White wine: Glasses with narrower openings serve white wines well because they preserve the floral aromas white wines often have. They also help keep the liquid cool. Their smaller shape puts the aromas closer to your nose as well. Full-bodied whites, however, may taste better in a wider glass meant for a red.

Red wine: Red wines are usually served in larger, wider glasses than white wines. The name of the game here is softening the bitter tannin that reds have and mitigating any sharp, spicy notes. The wider surface area of a larger glass also allows more ethanol to evaporate, making for a smoother taste.

Sparkling wines: Champagne flutes are familiar to most people. These slim glasses preserve the bubbles in dry sparkling wines. Prosecco and rosés may taste better in a slightly wider, tulip-shaped glass, which allows the floral aromas to collect and deliver a headier smell to your nose. In either type of glass, a bowl that narrows to a point near the stem will channel the bubbles in a single stream upward.


  1. Stem versus no stem.

Champagne flutes, by definition, always have a stem, but stemless wine glasses are a common sight in stores. There are many reasons to go stemless. For one, stemless glasses are less likely to tip over, since your wine isn’t sitting on a thin spindle of glass. They’re easier to store and transport—perfect for, say, a romantic picnic. Many people also simply like the modern, casual look of a stemless glass.

By the same token, other oenophiles appreciate the elegant, timeless profile of the traditional wine glass. Moreover, the stem on a wine glass really does have a functional purpose. The stem provides a place to hold the glass so that your hand won’t warm the temperature of the wine. A stem also helps when rotating wine, which aerates it and releases its aromas.

However, there are times when you may want to raise the temperature of the wine. For example, if you are serving a wine chilled and want to drink it when it’s a bit warmer, a stemless glass works well in this case.


  1. Glass versus crystal.

wineWhen shopping for wine glasses, you have two choices of material: glass or crystal. Though both materials look similar, you can typically tell them apart because crystal is heavier than glass, and light that hits crystal will make a rainbow.

You can use a crystal wine glass to make music by wetting your finger and moving it around the rim of the glass. Crystal wine glasses also produce a more pleasing sound when clinked together.

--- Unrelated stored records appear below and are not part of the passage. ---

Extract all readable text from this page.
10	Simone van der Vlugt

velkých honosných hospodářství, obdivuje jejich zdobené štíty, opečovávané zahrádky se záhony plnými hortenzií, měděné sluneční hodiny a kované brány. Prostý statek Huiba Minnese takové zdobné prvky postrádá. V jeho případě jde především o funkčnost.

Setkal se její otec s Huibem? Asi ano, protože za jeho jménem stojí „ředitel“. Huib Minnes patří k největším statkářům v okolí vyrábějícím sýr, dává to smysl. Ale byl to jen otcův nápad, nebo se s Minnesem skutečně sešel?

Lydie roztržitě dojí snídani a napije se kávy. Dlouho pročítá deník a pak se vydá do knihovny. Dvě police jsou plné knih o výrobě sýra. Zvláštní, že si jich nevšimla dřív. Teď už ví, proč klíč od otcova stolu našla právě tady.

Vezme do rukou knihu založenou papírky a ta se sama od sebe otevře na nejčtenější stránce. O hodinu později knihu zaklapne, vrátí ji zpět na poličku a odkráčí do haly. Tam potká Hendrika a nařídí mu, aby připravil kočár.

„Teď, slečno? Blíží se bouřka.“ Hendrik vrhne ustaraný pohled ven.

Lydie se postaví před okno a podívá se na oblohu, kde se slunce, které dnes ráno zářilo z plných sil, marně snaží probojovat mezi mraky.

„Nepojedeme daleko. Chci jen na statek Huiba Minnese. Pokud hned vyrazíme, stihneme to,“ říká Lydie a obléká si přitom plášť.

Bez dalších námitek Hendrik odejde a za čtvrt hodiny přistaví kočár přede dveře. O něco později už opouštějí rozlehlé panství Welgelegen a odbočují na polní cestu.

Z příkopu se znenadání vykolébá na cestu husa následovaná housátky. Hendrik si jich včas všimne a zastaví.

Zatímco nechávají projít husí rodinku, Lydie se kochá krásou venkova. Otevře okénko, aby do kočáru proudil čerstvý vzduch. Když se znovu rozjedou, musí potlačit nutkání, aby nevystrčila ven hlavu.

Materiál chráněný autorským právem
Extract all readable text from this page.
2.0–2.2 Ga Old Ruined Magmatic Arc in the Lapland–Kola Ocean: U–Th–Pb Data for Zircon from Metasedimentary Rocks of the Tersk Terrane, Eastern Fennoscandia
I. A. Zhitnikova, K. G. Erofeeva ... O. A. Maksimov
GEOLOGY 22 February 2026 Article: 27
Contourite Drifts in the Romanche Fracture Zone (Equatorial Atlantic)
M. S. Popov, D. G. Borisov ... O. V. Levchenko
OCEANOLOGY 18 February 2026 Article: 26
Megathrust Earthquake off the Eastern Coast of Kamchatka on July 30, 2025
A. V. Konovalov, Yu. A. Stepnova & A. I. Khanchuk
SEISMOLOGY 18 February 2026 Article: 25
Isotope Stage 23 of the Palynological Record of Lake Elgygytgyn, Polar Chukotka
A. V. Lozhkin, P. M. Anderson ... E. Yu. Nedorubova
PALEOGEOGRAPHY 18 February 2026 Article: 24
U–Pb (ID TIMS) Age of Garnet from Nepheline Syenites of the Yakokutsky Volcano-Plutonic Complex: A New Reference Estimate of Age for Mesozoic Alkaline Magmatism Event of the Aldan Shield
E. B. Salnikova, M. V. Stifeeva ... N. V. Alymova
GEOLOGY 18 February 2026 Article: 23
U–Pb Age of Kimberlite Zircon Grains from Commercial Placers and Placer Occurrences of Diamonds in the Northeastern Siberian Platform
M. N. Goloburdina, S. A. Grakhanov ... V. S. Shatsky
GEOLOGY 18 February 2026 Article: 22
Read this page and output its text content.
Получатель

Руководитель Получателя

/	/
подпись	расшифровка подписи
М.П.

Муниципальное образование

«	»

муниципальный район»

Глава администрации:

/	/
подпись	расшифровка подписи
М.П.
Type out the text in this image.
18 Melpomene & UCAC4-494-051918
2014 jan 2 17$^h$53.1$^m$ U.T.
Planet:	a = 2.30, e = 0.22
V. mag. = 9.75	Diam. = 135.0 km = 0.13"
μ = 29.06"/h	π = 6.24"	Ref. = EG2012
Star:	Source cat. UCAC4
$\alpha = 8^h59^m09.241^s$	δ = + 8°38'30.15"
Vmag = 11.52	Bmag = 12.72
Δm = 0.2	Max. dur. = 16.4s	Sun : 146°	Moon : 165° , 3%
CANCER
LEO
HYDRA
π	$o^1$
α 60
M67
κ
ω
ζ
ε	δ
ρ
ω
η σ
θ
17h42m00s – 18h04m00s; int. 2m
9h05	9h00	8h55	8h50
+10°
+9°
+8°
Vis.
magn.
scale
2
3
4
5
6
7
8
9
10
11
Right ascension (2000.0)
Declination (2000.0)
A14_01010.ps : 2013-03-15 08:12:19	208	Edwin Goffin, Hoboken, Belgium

On a structural level, crystal’s strength derives from the use of minerals—traditionally lead, though others are also used. Note that though crystal may contain lead, a crystal wine glass will not leach lead into your wine. It takes about a week for leaching to occur, and the wine won’t be in the glass long enough to absorb it.

The lead allows manufacturers to shape crystal into thinner, more intricately designed objects, including wine glasses with thinner walls. In contrast, a wine glass made of glass is typically thicker and has a lip on the rim that some people say detracts from their enjoyment of the wine.

Glass is slightly more opaque than crystal. Crystal gives you a better view of the wine inside your glass. However, glass is nonporous and is generally dishwasher-safe. By contrast, crystal is not usually dishwasher-safe, both because it is porous and because it is more delicate than glass.

Typically, crystal is considered the higher-quality option and is more expensive. However, whether you decide to use glass or crystal depends on how often you drink wine, how often you’re willing to hand-wash your dishes, and your budget.

If you have kids, pets, or are afraid of breaking glasses, you may wish to stick with the less-expensive option. Still, it can be nice to own a set of crystal wine glasses or flutes for special occasions.